Even if the Woodvilles did try to lure Edward IV into marrying Elizabeth through supernatural means they may not have had to: she was reputed to be a great beauty and charming to boot.

Essie Davis in costume as Elizabeth Woodville from The White Princess
If the real Elizabeth Woodville looked like Essie Davis it certainly didn’t hurt. Via Tumblr.

Still, if those lead figures were Jaquetta’s she was using them for something, but that may not mean much. People at all levels of society dabbled in witchcraft during the early modern period. For that I do have a footnote: Keith Thomas’ Religion and the Decline of Magic.

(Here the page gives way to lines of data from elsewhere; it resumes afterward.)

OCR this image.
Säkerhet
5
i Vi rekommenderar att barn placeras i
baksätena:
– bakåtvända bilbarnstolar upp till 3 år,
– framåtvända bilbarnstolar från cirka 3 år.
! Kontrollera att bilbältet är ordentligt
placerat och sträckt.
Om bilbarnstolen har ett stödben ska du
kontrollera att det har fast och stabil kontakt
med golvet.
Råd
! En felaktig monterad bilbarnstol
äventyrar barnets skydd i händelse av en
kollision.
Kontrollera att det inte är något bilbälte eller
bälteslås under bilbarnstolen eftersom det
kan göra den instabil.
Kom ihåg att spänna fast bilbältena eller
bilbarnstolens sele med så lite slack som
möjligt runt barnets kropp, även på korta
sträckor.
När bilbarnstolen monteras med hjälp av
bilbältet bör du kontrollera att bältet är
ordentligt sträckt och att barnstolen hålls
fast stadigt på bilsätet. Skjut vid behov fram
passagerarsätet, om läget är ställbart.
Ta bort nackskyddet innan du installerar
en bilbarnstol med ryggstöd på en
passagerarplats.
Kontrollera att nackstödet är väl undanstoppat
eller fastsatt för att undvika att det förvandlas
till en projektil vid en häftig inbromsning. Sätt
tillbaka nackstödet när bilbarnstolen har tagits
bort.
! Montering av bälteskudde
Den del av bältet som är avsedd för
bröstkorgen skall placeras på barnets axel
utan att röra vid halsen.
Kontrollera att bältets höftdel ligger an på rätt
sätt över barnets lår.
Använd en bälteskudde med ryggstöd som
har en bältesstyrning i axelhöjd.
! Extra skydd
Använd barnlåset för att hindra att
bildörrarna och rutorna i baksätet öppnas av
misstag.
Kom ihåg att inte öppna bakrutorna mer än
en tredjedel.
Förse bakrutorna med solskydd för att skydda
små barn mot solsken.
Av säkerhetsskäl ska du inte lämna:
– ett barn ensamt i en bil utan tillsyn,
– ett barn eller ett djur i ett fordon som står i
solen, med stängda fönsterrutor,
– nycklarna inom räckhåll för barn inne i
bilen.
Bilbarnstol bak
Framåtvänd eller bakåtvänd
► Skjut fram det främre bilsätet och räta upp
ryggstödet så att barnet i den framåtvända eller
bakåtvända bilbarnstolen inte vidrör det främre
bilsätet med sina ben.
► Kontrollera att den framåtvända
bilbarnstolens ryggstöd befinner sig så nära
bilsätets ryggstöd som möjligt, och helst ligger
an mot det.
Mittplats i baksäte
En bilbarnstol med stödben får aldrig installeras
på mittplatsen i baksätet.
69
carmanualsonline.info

Dee, Kelley, and the Gulf Breeze Six

Lest you think that soliciting and obeying dubious supernatural advice is a purely pre-Enlightenment thing, I give you the Gulf Breeze Six.

Google Map of Gulf Breeze, on the Florida panhandle near Pensacola. Beautiful beaches but beware springtime jellyfish.

The abbreviated version: in July 1990 six American soldiers working in intelligence in West Germany went AWOL on the orders an entity called “Safire” they contacted through a Ouija board. The authorities apprehended them in Gulf Breeze, Florida, interrupting their attempt to 1) inform the President about aliens, 2) kill the antichrist, and/or 3) await the Rapture (accounts vary). Incredibly they evaded punishment: after three weeks held incommunicado the military discharged them with full honors.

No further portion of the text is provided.